It's been long, me residing in my body. oh wait, it's been hell long life for me living my life! But i couldn't figure out what's wrong?
Huh? Nothing's wrong everything is fine- more than fine But wait. Why do i feel it's wrong then? Deep! Down! Somewhere..... Ohh that's crap! And i am shit, since shit goes in my head what more do i expect? But wait, something's wrong
Do i need someone? Hell yeah, that's the whole point. But i have everyone:) supportive family, loving friends, me, myself! What more do i need? Bullshit! I told you right? I need SOMEONE! But, i have everyone ughhhhhhh!

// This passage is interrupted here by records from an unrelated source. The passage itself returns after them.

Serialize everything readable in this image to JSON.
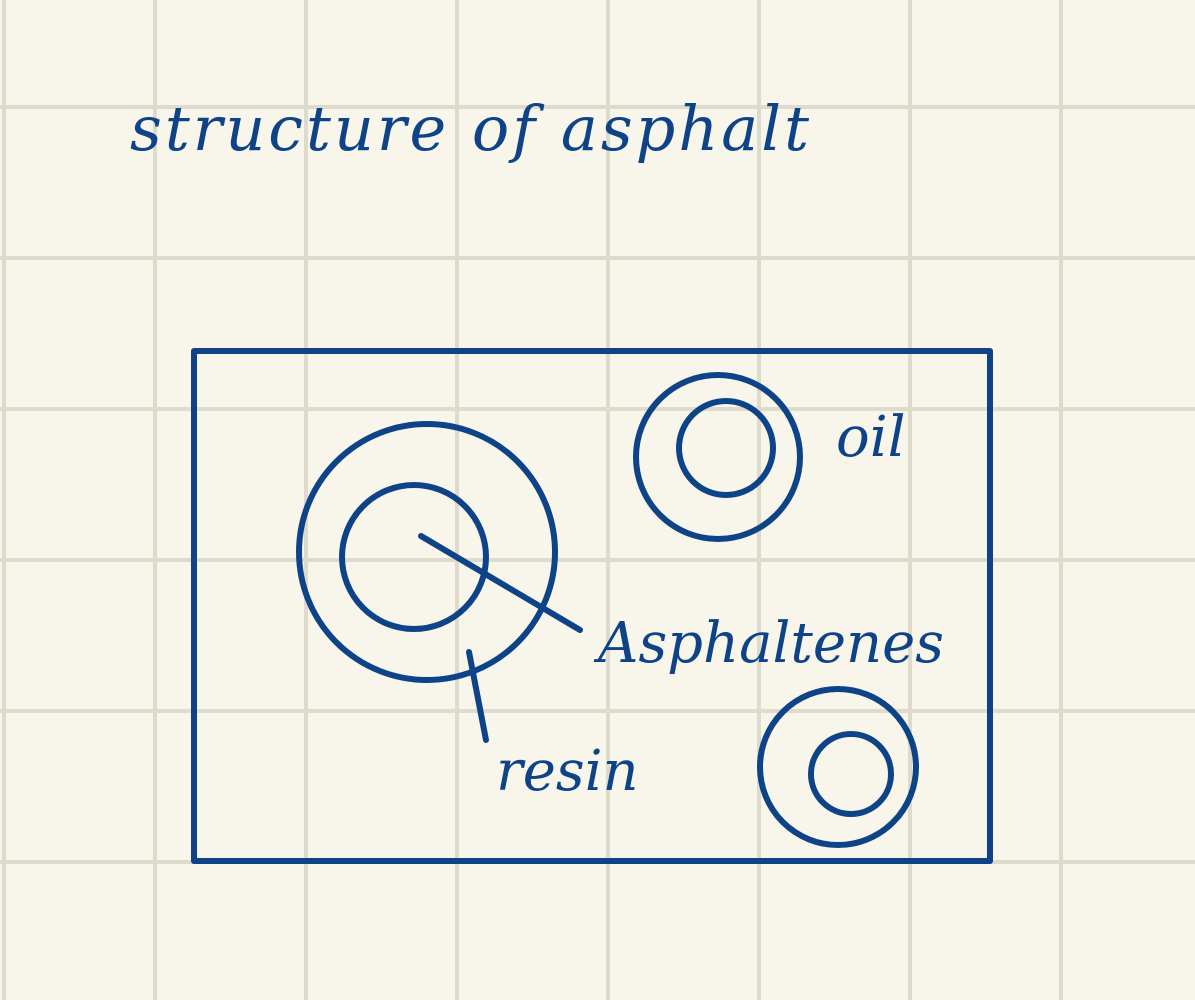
{
  "colors": {
    "paper": "#f8f5ea",
    "grid": "#dedbcc",
    "ink": "#0e4487"
  },
  "diagram": {
    "title": "structure of asphalt",
    "labels": {
      "oil": "oil",
      "asphaltenes": "Asphaltenes",
      "resin": "resin"
    }
  }
}
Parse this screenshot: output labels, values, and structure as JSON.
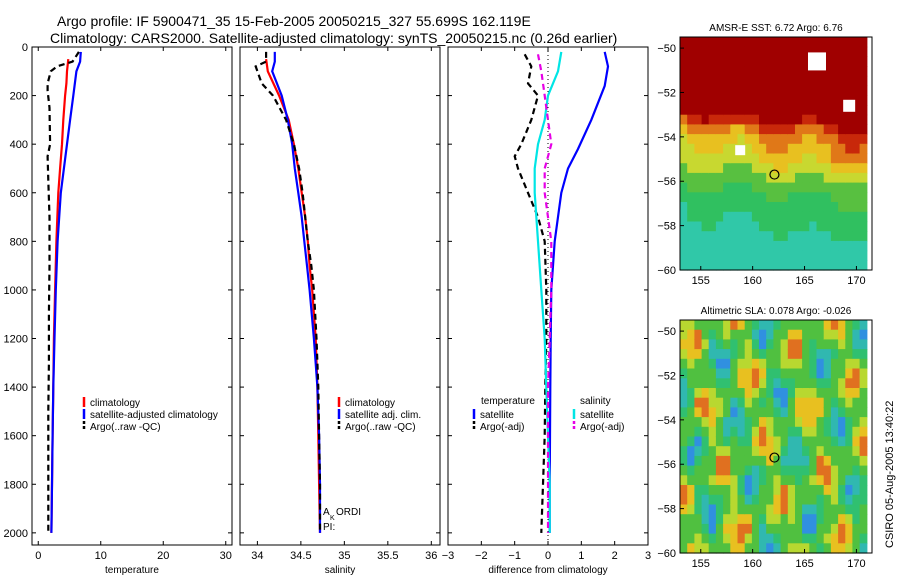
{
  "header": {
    "title_line1": "Argo profile: IF 5900471_35 15-Feb-2005 20050215_327 55.699S 162.119E",
    "title_line2": "Climatology: CARS2000. Satellite-adjusted climatology: synTS_20050215.nc (0.26d earlier)"
  },
  "credit": "CSIRO 05-Aug-2005 13:40:22",
  "colors": {
    "climatology": "#ff0000",
    "satellite": "#0000ff",
    "argo": "#000000",
    "salinity_diff_satellite": "#00e5e5",
    "salinity_diff_argo": "#e600e6"
  },
  "chart_data": [
    {
      "id": "temperature",
      "type": "line",
      "xlabel": "temperature",
      "ylabel": "",
      "xlim": [
        -1,
        31
      ],
      "ylim": [
        2050,
        0
      ],
      "xticks": [
        0,
        10,
        20,
        30
      ],
      "yticks": [
        0,
        200,
        400,
        600,
        800,
        1000,
        1200,
        1400,
        1600,
        1800,
        2000
      ],
      "legend": [
        "climatology",
        "satellite-adjusted climatology",
        "Argo(..raw -QC)"
      ],
      "series": [
        {
          "name": "climatology",
          "color": "#ff0000",
          "dash": false,
          "depth": [
            50,
            100,
            150,
            200,
            300,
            400,
            500,
            600,
            800,
            1000,
            1200,
            1400,
            1600,
            1800,
            2000
          ],
          "values": [
            4.8,
            4.6,
            4.5,
            4.3,
            4.0,
            3.8,
            3.5,
            3.2,
            2.9,
            2.7,
            2.5,
            2.4,
            2.3,
            2.2,
            2.1
          ]
        },
        {
          "name": "satellite-adjusted climatology",
          "color": "#0000ff",
          "dash": false,
          "depth": [
            20,
            60,
            100,
            200,
            300,
            400,
            500,
            600,
            800,
            1000,
            1200,
            1400,
            1600,
            1800,
            2000
          ],
          "values": [
            6.8,
            6.7,
            6.1,
            5.6,
            5.1,
            4.6,
            4.1,
            3.6,
            3.1,
            2.8,
            2.6,
            2.4,
            2.3,
            2.2,
            2.1
          ]
        },
        {
          "name": "Argo(..raw -QC)",
          "color": "#000000",
          "dash": true,
          "depth": [
            20,
            60,
            80,
            100,
            150,
            180,
            250,
            400,
            450,
            550,
            700,
            900,
            1100,
            1300,
            1500,
            1700,
            1900,
            2000
          ],
          "values": [
            6.5,
            5.5,
            3.0,
            2.0,
            1.5,
            1.5,
            1.8,
            1.9,
            1.5,
            1.6,
            1.8,
            1.8,
            1.7,
            1.7,
            1.6,
            1.6,
            1.6,
            1.6
          ]
        }
      ]
    },
    {
      "id": "salinity",
      "type": "line",
      "xlabel": "salinity",
      "ylabel": "",
      "xlim": [
        33.8,
        36.1
      ],
      "ylim": [
        2050,
        0
      ],
      "xticks": [
        34,
        34.5,
        35,
        35.5,
        36
      ],
      "legend": [
        "climatology",
        "satellite adj. clim.",
        "Argo(..raw -QC)"
      ],
      "annotation_line1": "A ORDI",
      "annotation_sub": "K",
      "annotation_line2": "PI:",
      "series": [
        {
          "name": "climatology",
          "color": "#ff0000",
          "dash": false,
          "depth": [
            50,
            100,
            200,
            300,
            400,
            500,
            600,
            700,
            800,
            900,
            1000,
            1200,
            1400,
            1600,
            1800,
            2000
          ],
          "values": [
            34.1,
            34.12,
            34.25,
            34.36,
            34.42,
            34.47,
            34.51,
            34.55,
            34.58,
            34.6,
            34.63,
            34.67,
            34.69,
            34.7,
            34.71,
            34.72
          ]
        },
        {
          "name": "satellite adj. clim.",
          "color": "#0000ff",
          "dash": false,
          "depth": [
            20,
            60,
            100,
            200,
            300,
            400,
            500,
            600,
            700,
            800,
            900,
            1000,
            1200,
            1400,
            1600,
            1800,
            2000
          ],
          "values": [
            34.2,
            34.2,
            34.17,
            34.28,
            34.35,
            34.4,
            34.43,
            34.47,
            34.51,
            34.54,
            34.57,
            34.6,
            34.65,
            34.69,
            34.71,
            34.72,
            34.72
          ]
        },
        {
          "name": "Argo(..raw -QC)",
          "color": "#000000",
          "dash": true,
          "depth": [
            20,
            60,
            80,
            150,
            200,
            300,
            400,
            500,
            600,
            700,
            800,
            900,
            1000,
            1200,
            1400,
            1600,
            1800,
            2000
          ],
          "values": [
            34.1,
            34.1,
            33.98,
            34.05,
            34.18,
            34.33,
            34.42,
            34.48,
            34.52,
            34.55,
            34.58,
            34.62,
            34.65,
            34.68,
            34.7,
            34.71,
            34.72,
            34.72
          ]
        }
      ]
    },
    {
      "id": "difference",
      "type": "line",
      "xlabel": "difference from climatology",
      "ylabel": "",
      "xlim": [
        -3,
        3
      ],
      "ylim": [
        2050,
        0
      ],
      "xticks": [
        -3,
        -2,
        -1,
        0,
        1,
        2,
        3
      ],
      "legend_temperature_title": "temperature",
      "legend_temperature": [
        "satellite",
        "Argo(-adj)"
      ],
      "legend_salinity_title": "salinity",
      "legend_salinity": [
        "satellite",
        "Argo(-adj)"
      ],
      "series": [
        {
          "name": "satellite",
          "group": "temperature",
          "color": "#0000ff",
          "dash": false,
          "depth": [
            20,
            80,
            160,
            300,
            420,
            500,
            600,
            700,
            800,
            1000,
            1200,
            1400,
            1600,
            1800,
            2000
          ],
          "values": [
            1.7,
            1.8,
            1.7,
            1.3,
            0.9,
            0.6,
            0.4,
            0.3,
            0.2,
            0.1,
            0.08,
            0.07,
            0.06,
            0.05,
            0.05
          ]
        },
        {
          "name": "Argo(-adj)",
          "group": "temperature",
          "color": "#000000",
          "dash": true,
          "depth": [
            30,
            80,
            150,
            200,
            300,
            400,
            450,
            500,
            600,
            700,
            800,
            1000,
            1200,
            1400,
            1600,
            1800,
            2000
          ],
          "values": [
            -0.7,
            -0.5,
            -0.6,
            -0.3,
            -0.5,
            -0.8,
            -1.0,
            -0.9,
            -0.6,
            -0.3,
            -0.1,
            -0.05,
            -0.05,
            -0.08,
            -0.1,
            -0.15,
            -0.2
          ]
        },
        {
          "name": "satellite",
          "group": "salinity",
          "color": "#00e5e5",
          "dash": false,
          "depth": [
            20,
            100,
            200,
            300,
            400,
            500,
            600,
            800,
            1000,
            1200,
            1400,
            1600,
            1800,
            2000
          ],
          "values": [
            0.4,
            0.3,
            0.0,
            -0.1,
            -0.3,
            -0.4,
            -0.4,
            -0.3,
            -0.2,
            -0.1,
            -0.05,
            0.0,
            0.05,
            0.05
          ]
        },
        {
          "name": "Argo(-adj)",
          "group": "salinity",
          "color": "#e600e6",
          "dash": true,
          "depth": [
            30,
            100,
            200,
            300,
            400,
            500,
            600,
            800,
            1000,
            1200,
            1400,
            1600,
            1800,
            2000
          ],
          "values": [
            -0.3,
            -0.2,
            -0.1,
            0.0,
            0.1,
            -0.1,
            -0.1,
            0.1,
            0.1,
            0.05,
            0.0,
            0.0,
            0.0,
            0.0
          ]
        }
      ]
    },
    {
      "id": "sst-map",
      "type": "heatmap",
      "title": "AMSR-E SST: 6.72 Argo: 6.76",
      "xlim": [
        153,
        171.5
      ],
      "ylim": [
        -60,
        -49.5
      ],
      "xticks": [
        155,
        160,
        165,
        170
      ],
      "yticks": [
        -50,
        -52,
        -54,
        -56,
        -58,
        -60
      ],
      "profile_marker": [
        162.1,
        -55.7
      ]
    },
    {
      "id": "sla-map",
      "type": "heatmap",
      "title": "Altimetric SLA: 0.078 Argo: -0.026",
      "xlim": [
        153,
        171.5
      ],
      "ylim": [
        -60,
        -49.5
      ],
      "xticks": [
        155,
        160,
        165,
        170
      ],
      "yticks": [
        -50,
        -52,
        -54,
        -56,
        -58,
        -60
      ],
      "profile_marker": [
        162.1,
        -55.7
      ]
    }
  ]
}
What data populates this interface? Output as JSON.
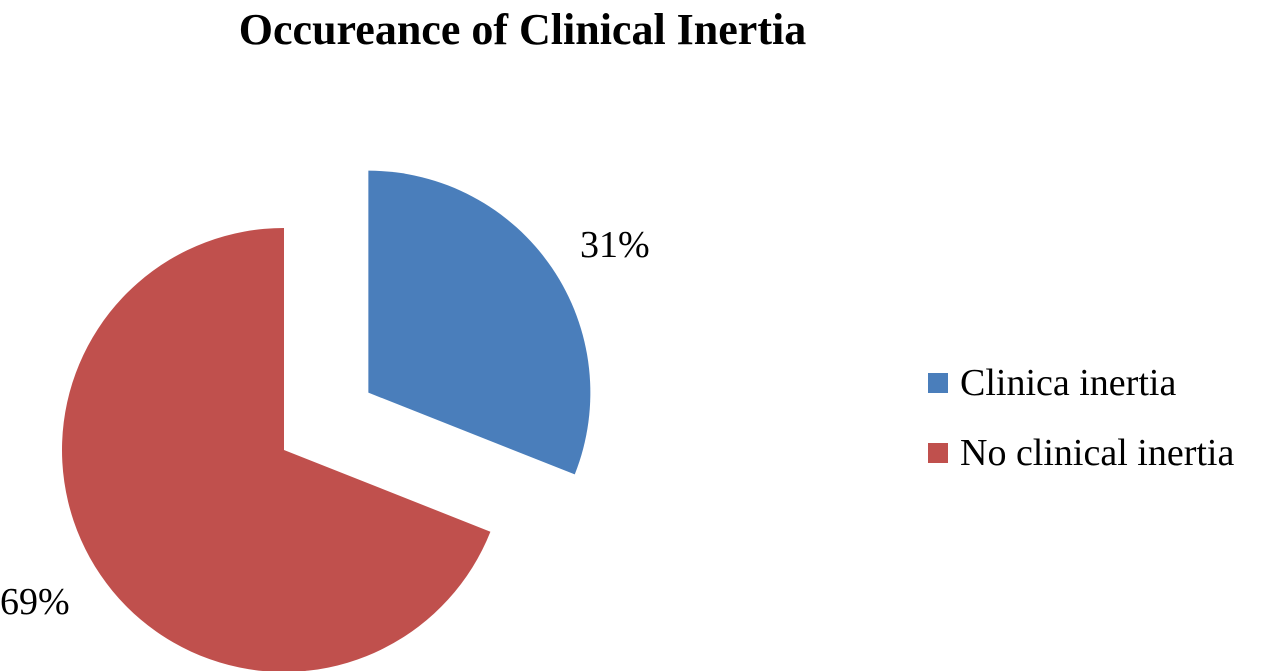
{
  "chart_data": {
    "type": "pie",
    "title": "Occureance of Clinical Inertia",
    "slices": [
      {
        "label": "Clinica inertia",
        "value": 31,
        "display": "31%",
        "color": "#4a7ebb",
        "exploded": true
      },
      {
        "label": "No clinical inertia",
        "value": 69,
        "display": "69%",
        "color": "#c0504d",
        "exploded": false
      }
    ],
    "legend_placement": "right"
  }
}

Should I die? Why will I? God has blessed me with such a beautiful life (◕ᴗ◕✿). Is it a lie? Hellll noooo! Why do you even think so? Sorrow and happiness are brothers in vain, one should learn to smile in pain.....
Ohh wait, where's the pain? I have a pretty life, i am happy right? Actually the pain is right here, in my head.
I am an attention seeker and i play victim card(but i swear, it's not my life guard) then,. What's the matter? Why did i cry? Why am I sad? Why do i want despair?
Ughhhhhhhh! It's long "me being me" but i couldn't figure out, what's wrong with me.